AI / ML · Shipped 2024
AI Agent Library
A modular Python framework for assembling LLM agents — chain tools, APIs, and data sources into reusable workflows without rebuilding orchestration each time.
- Year
- 2024
- Role
- Solo build
- Stack
- Python, LangChain, LangGraph, FastAPI, OpenAI
Overview
I built a modular AI tool library that makes it fast to assemble and orchestrate LLM-powered agents. Using LangChain for reasoning and LangGraph for graph-based orchestration, the framework lets a developer combine tools, APIs, databases, and custom functions into reusable agent pipelines instead of wiring the same plumbing from scratch every time.
On top of the core, I shipped pre-built agents for web research and crawling, lead generation, marketing outreach, and customer-service automation — each one extensible, so a new workflow starts from a working template rather than a blank file.
The problem
Building agents from scratch means re-solving the same hard parts on every project: tool calling, state management, retries, and keeping LLM behavior predictable. Most teams reinvent that wheel for each automation, which is slow and produces inconsistent, brittle results.
Approach
- Composable tool layer — every capability (search, scrape, query, call an API) is a drop-in tool an agent can be granted.

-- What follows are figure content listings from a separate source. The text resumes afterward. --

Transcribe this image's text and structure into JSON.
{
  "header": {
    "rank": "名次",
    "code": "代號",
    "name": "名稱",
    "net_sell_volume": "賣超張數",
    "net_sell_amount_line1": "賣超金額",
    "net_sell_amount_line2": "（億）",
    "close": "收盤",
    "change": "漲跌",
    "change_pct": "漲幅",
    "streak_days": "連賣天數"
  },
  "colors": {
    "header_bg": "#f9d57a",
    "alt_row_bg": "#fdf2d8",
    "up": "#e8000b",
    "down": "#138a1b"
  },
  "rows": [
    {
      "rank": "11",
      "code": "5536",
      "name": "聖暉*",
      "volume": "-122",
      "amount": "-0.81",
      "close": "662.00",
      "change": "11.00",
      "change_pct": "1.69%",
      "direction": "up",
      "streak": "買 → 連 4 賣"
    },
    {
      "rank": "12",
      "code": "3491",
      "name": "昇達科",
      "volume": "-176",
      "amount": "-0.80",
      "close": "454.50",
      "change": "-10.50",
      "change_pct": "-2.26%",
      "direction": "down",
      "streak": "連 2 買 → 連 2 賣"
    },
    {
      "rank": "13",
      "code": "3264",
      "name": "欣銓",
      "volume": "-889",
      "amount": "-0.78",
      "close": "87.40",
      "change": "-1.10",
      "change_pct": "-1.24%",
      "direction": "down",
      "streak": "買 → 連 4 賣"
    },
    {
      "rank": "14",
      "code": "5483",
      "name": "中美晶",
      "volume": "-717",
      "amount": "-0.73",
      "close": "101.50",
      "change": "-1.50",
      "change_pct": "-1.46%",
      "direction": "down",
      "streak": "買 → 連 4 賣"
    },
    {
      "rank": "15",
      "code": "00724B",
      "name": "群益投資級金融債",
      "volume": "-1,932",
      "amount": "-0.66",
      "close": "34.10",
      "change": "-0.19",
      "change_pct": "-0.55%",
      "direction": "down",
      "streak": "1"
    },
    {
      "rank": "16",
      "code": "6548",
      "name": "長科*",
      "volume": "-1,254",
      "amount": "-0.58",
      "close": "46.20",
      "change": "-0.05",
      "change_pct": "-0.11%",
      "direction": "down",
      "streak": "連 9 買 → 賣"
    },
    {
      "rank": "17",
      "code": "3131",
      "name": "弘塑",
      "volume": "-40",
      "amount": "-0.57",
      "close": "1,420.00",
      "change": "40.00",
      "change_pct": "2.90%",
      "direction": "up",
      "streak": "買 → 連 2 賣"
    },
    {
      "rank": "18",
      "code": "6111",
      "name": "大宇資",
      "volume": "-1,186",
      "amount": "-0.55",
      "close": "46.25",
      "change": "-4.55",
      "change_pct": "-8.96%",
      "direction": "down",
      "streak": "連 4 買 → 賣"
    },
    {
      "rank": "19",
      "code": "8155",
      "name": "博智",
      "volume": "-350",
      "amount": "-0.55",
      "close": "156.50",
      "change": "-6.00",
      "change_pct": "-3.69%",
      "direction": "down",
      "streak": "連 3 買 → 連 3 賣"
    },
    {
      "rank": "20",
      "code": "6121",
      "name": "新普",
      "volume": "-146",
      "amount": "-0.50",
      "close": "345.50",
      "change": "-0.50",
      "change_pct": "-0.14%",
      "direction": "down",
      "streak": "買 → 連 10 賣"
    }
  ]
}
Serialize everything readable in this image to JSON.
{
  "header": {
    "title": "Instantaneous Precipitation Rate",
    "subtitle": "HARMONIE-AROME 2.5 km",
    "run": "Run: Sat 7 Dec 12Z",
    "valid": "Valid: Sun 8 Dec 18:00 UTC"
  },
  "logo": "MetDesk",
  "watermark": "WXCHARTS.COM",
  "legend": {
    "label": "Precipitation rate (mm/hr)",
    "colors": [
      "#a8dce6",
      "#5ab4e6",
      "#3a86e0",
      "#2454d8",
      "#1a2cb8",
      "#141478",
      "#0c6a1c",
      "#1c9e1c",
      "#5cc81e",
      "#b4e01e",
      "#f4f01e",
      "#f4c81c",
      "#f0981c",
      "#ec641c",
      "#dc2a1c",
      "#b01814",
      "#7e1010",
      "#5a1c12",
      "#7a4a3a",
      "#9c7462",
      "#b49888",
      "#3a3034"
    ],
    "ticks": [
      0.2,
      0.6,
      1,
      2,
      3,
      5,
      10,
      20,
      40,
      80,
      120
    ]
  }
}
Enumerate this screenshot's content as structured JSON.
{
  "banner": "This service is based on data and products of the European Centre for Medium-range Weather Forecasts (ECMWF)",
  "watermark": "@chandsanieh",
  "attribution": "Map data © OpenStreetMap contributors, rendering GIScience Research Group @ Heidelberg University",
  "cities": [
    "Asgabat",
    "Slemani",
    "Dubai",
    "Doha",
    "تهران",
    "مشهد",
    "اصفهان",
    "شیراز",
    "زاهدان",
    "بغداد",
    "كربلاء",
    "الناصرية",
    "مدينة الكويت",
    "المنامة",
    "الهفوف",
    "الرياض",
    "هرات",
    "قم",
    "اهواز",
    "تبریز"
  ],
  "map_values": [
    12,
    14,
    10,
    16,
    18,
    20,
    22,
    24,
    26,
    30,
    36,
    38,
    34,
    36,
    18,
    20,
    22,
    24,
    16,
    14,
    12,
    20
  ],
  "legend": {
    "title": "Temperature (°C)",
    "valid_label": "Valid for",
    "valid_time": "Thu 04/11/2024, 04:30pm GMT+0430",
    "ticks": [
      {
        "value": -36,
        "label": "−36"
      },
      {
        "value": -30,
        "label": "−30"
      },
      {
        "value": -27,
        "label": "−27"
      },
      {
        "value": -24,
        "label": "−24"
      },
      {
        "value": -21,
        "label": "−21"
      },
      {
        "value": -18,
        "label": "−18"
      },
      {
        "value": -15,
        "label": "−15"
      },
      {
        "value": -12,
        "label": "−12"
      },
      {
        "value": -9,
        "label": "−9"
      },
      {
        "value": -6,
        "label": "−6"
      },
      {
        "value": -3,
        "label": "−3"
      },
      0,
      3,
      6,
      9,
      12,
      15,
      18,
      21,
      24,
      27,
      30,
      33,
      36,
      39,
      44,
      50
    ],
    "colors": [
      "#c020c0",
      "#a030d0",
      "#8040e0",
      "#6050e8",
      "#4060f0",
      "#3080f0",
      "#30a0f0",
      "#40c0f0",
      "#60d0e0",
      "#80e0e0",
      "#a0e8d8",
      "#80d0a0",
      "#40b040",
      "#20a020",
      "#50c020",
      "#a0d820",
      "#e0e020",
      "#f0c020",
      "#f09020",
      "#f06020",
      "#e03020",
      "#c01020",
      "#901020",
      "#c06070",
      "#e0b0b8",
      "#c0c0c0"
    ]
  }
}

- Graph orchestration — LangGraph models each workflow as an explicit state machine, so branching, loops, and human-in-the-loop steps are first-class rather than buried in prompt spaghetti.
- Templates over boilerplate — pre-built agents cover common jobs and are meant to be forked and customized.
- API-first — FastAPI endpoints expose any agent so it can drop into a product or be triggered from a UI.
What I learned
This project sharpened how I think about abstraction: hiding orchestration complexity without taking flexibility away from the developer. Working closely with LangGraph taught me how much of “reliable AI” is really good state design — making an LLM’s behavior reproducible is an engineering problem, not a prompting trick.
What’s next
I’m packaging the framework with a hosted playground where anyone can run an agent in the browser, plus a small evaluation harness that scores agent runs on task-completion and cost — so the quality story is measured, not asserted.